4: Adding styles

The final section of the document, “Bibliography,” looks pretty messy. Rather than tweak each paragraph's formatting until it's fixed, it would be nice to have a consistent format that we could apply throughout that section. What we need is a new “Bibliography Entry” style.

Suppose that we wanted all of the bibliography to look just like the first paragraph:

Text in hanging-indented paragraph: "Albers, Michael J. ‘The Technical Editor and Document Databases: What the Future May Hold.’ Technical Communication Quarterly. 9.2 (2000): 191–206."To make a new style based on this paragraph, select all of the text in this paragraph and click the “New Style” button in the styles pane:

Closeup of the "New Style" button in the styles pane.

Something like the following window will open:

The "New Style" window.
Type the name of the new style into the “Name” field, and click the OK button:

Typing "Bibliography Entry" into the "Name" field of the New Style window.

You have just created a new style called "Bibliography Entry," and Word has copied all of the characteristics of the selected paragraph into it—the font, the paragraph layout, the margins, the line spacing, etc.
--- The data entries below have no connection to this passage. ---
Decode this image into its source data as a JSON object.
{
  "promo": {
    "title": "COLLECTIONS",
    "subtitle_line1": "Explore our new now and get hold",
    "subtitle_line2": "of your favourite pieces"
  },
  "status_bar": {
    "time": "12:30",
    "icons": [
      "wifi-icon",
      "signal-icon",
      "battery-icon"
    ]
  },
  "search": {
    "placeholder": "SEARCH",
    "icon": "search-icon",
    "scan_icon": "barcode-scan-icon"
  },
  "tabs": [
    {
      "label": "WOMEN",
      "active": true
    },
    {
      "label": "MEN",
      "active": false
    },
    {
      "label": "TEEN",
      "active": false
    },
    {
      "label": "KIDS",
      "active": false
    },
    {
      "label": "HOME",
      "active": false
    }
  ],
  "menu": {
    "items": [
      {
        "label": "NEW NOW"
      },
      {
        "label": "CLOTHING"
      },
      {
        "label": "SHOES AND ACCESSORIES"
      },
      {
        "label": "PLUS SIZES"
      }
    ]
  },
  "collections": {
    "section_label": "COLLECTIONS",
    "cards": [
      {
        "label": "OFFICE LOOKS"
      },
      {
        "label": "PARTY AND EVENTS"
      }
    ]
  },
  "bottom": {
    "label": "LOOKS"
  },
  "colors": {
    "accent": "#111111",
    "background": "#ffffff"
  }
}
All that remains now is to apply the new style to the entire "Bibliography" section. To do this, select all the paragraphs in the section and click on the new "Bibliography Entry" style in the style pane. Keep in mind that even though you set up the first paragraph as the "Bibliography Entry" style, Word doesn't actually apply the new style to it. This is one of Word's “little quirks”—of if you prefer, “features.”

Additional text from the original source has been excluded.